The champion, a multiple winner of the Tor des Gèants, talks about himself and reveals his small rituals, forms of meditation and secrets for maintaining lucidity during extreme and demanding races like the Tor.
Hi Franco, thanks for taking the time.
Let’s start right away with a point-blank question.
When you run, do you experience it as a form of meditation? Can you clear your mind?
Yes, it is just like a journey into yourself.
In a world as chaotic as the one we live in today, with cell phones, cars, chaos, traffic to come to the office, emails to look at, the Tor becomes a week in which you detach yourself from the world; it is a journey into yourself, you have time to meditate, to reason and do your rituals.
I at each Tor have my own rituals, at each village I pass through I have my own little secret rituals, my own customs, that only I know. It is really a journey alone, indeed, in the company of yourself.
Then when you arrive in a village, in a life base, you find those ten fans, or two hundred in some cases, and you experience a moment of celebration where you fall into euphoria, however, after ten minutes it is still you, alone, with your shoes and your backpack, completely immersed in nature, in which the only noise-I don’t use headphones, I don’t listen to music-is that of nature.
There is no longer breakfast, lunch and dinner, but there are only meals that you have to remember to make, because you forget to eat almost, you don’t keep track of time and time, it’s really A journey where you detach yourself from reality.
One must always maintain lucidity, though.
When I talk about “lucidity,” I mean that it is necessary to exercise and maintain concentration.
Now I’ll give you an example, hallucinations there are a lot of them during the Tor, especially on the ridges, on the mountains, when you’re running at 3,000 meters.

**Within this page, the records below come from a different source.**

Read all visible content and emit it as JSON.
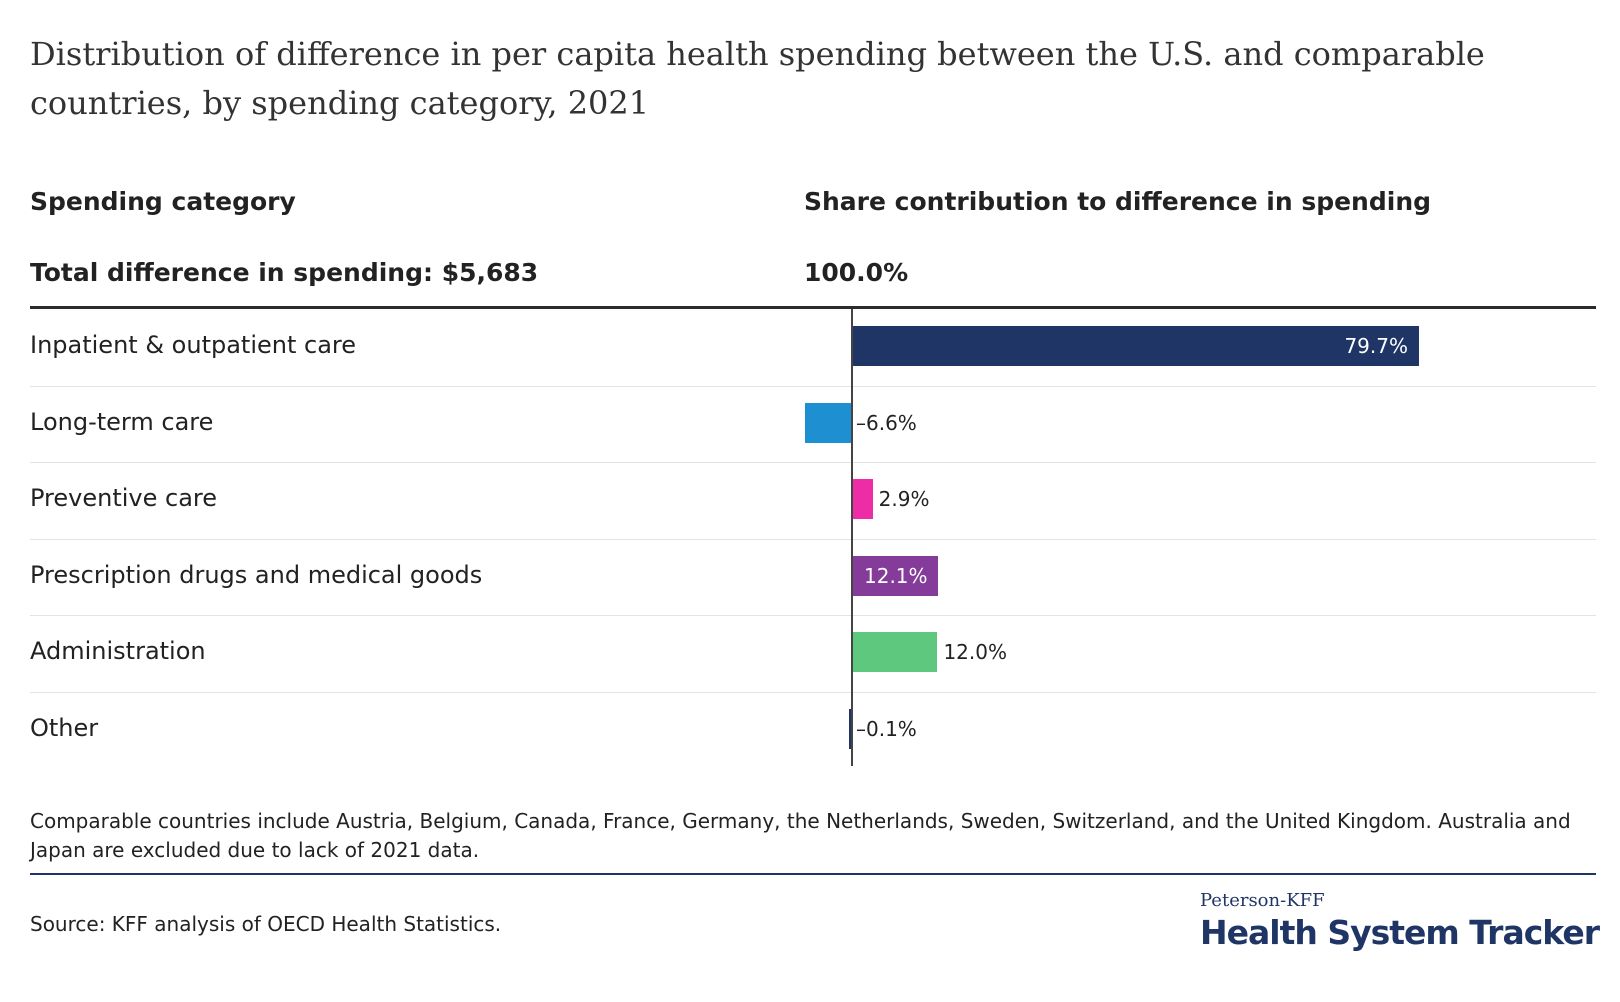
{
  "title": "Distribution of difference in per capita health spending between the U.S. and comparable countries, by spending category, 2021",
  "header": {
    "category_label": "Spending category",
    "share_label": "Share contribution to difference in spending",
    "total_label": "Total difference in spending: $5,683",
    "total_pct": "100.0%"
  },
  "chart_data": {
    "type": "bar",
    "orientation": "horizontal",
    "categories": [
      "Inpatient & outpatient care",
      "Long-term care",
      "Preventive care",
      "Prescription drugs and medical goods",
      "Administration",
      "Other"
    ],
    "values": [
      79.7,
      -6.6,
      2.9,
      12.1,
      12.0,
      -0.1
    ],
    "value_labels": [
      "79.7%",
      "–6.6%",
      "2.9%",
      "12.1%",
      "12.0%",
      "–0.1%"
    ],
    "colors": [
      "#1f3566",
      "#1e8fd1",
      "#ee2ca5",
      "#843b99",
      "#5ec97e",
      "#1f3566"
    ],
    "label_inside": [
      true,
      false,
      false,
      true,
      false,
      false
    ]
  },
  "footnote": "Comparable countries include Austria, Belgium, Canada, France, Germany, the Netherlands, Sweden, Switzerland, and the United Kingdom. Australia and Japan are excluded due to lack of 2021 data.",
  "source": "Source: KFF analysis of OECD Health Statistics.",
  "logo": {
    "top": "Peterson-KFF",
    "main": "Health System Tracker"
  }
}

And you will say, “What lucidity can a hallucinating person have?“
But I am extremely lucid in that moment, I remember every moment and even know that what I am experiencing are hallucinations, I almost learn to live with them and use them to cope better with what I am doing.
I know it’s three days and three nights that I haven’t slept, I know that my physique is no longer what it was on the first day and so I try to adapt, to make the most of it, make my progression in the race efficient even though I’m no longer at 100 percent.
My head is always there, though: focused on the goal, to try to fully enjoy this adventure and get to Courmayeur, to the finish line, as soon as possible.
Earlier you mentioned your little rituals, which only you know.
Can you share one with us?
Well I can tell you about my first victory at the Tor, in 2014.
That ritual I can tell because I don’t do it anymore, because the others, the ones I still do, should not be revealed.
That year I got it into my head that I had to be in a bubble. I had done a lot of meditation, with a Thai man, who had really helped me on that path.
One ritual that this teacher of mine had suggested was that I should not let others suck energy from me, I should be the one to take energy from the people I met.
One of the many ploys to keep my energy from being sucked was this: I had to avoid answering questions from any person I met, I had to answer others’ questions by asking another question in turn.
And this drove two of my friends I met halfway through crazy.
They kept asking me, “But how are you?” and I would answer with another question, and they would then ask me if I recognized them, and I couldn’t answer yes, so I would ask another question.
In the end, my friends went home in disbelief, thinking I was out of my mind, that I would not make it through the night at the Tor.
They called my parents and told them to make me withdraw, because letting me run in that condition was dangerous.
Actually it was all my own inner thing, my own secret ritual to deal with the race, but at that moment I could not tell him.
But after the race did you tell them, did you reveal your secret?
Afterwards, yes, but they didn’t believe it.
Even now they claim that I was not clear-headed on that stretch of the route. It was a very wild stretch, where for ten to twelve hours you see no one.
This ritual anyway was nice and curious, I don’t know if it helped, but that year there I won, I don’t know if because of this ritual of mine.
In any case, it was a way to keep the mind occupied during all those miles.
It was also a cute thing, because in those moments inside I was laughing, it had become a bit of a game for me. In the life bases that year there were seven hundred to eight hundred people, and everyone was asking me how I was doing. For me it had become a mental workout, a game that kept my mind occupied and didn’t make me think about fatigue.
Before I got to the basics of life I was already thinking about what to say to people, preparing in advance the little questions to ask in response to their of questions.